I was talking with a friend of mine about defining success for Agile companies based on our experience.  It turns out we came up with a very simple formula.  Here are the two factors of success that we narrowed it down to:

  • Length of time spent in planning meetings
  • Timespan of the company vision

Let's explore each of these in detail.

Planning


The company that has shorter planning sessions with as few people as possible will be successful.   Longer planning meetings involving the whole team are physically draining and technically introduce a drag on the team's velocity.   They also water down the resulting user stories because too many opinions get voiced that are not relevant to the customer problem.  These sessions usually end up with a lot of frustrated people and no clear vision of what people are working on and why.

The alternative is to have impromptu planning sessions that come during bits of downtime during the day.  Involving as few relevant folks as possible gets enough points of view and leads to less opinion and more fact in the story definition and sizing.  It also promotes a more productive team boosting team velocity rather than being a drag on it.  People simply gather at a pairing station, discuss the story, size and get done in less than 15 minutes.

All of this leads us to the first rule that a company's success is inversely proportional to the amount of time it spends in planning sessions:


     S ~ 1/p

Vision

Many of us have been a part of a company that despite having potentially good products and talented people still doesn't seem to take it to the next level or outright fails.  It comes down to the transformation that the company undergoes from working on new and great ideas to suddenly losing its way and simply trying to keep the developed assets afloat in the marketplace.  They eventually get lapsed by competitors or passed over by new technology offerings and get purchased at a bargain price or go out of business entirely.

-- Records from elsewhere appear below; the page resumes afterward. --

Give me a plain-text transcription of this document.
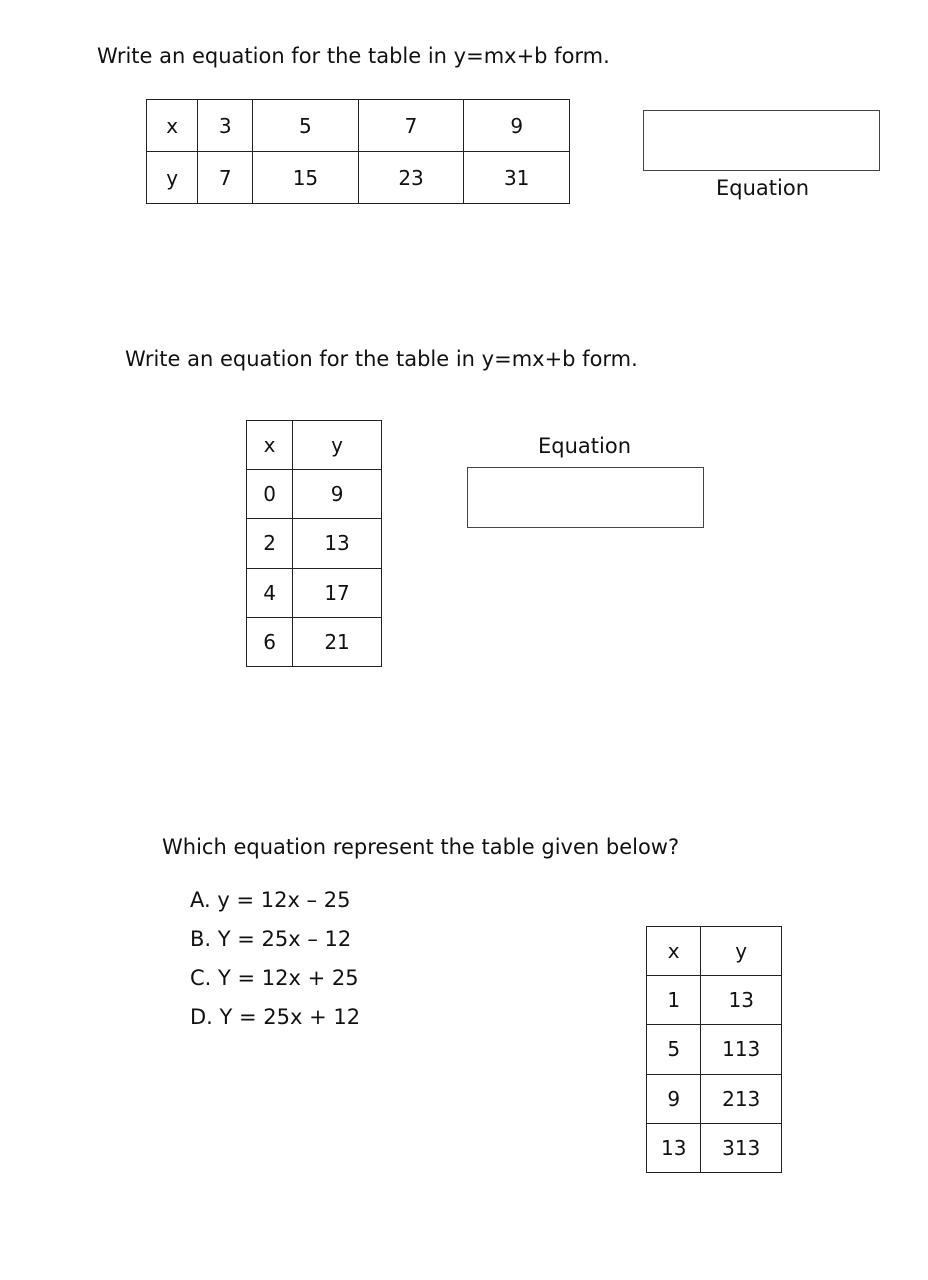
Write an equation for the table in y=mx+b form.
x	3	5	7	9
y	7	15	23	31	Equation
Write an equation for the table in y=mx+b form.
x	y
0	9
2	13
4	17
6	21
Equation
Which equation represent the table given below?
A. y = 12x – 25
B. Y = 25x – 12
C. Y = 12x + 25
D. Y = 25x + 12
x	y
1	13
5	113
9	213
13	313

The successful company keeps the vision moving forward and long range.  They are always adapting and constantly adjusting it along they way just like a driver in a car manages the steering wheel.  You make a lot of adjustments but in general go on a direct path from point A to point B.  They are nimble and unafraid to do something entirely different as long as it is maleable with the tenets that make up the evolving vision.

These facts give us the second part of the equation for success which is the longer and more far reaching the vision is the more successful the company will be:

    S ~ v

Formula

Now that we have our factors we can quite easily define the formula for a successful company:

    F(v,p) = v/p

This captures everything succinctly and can be applied easily.  The longer the vision and the shorter the planning session the more successful your company will be.

This got my friend to say this about his company:

    "So *that's* why we have so many V/Ps!"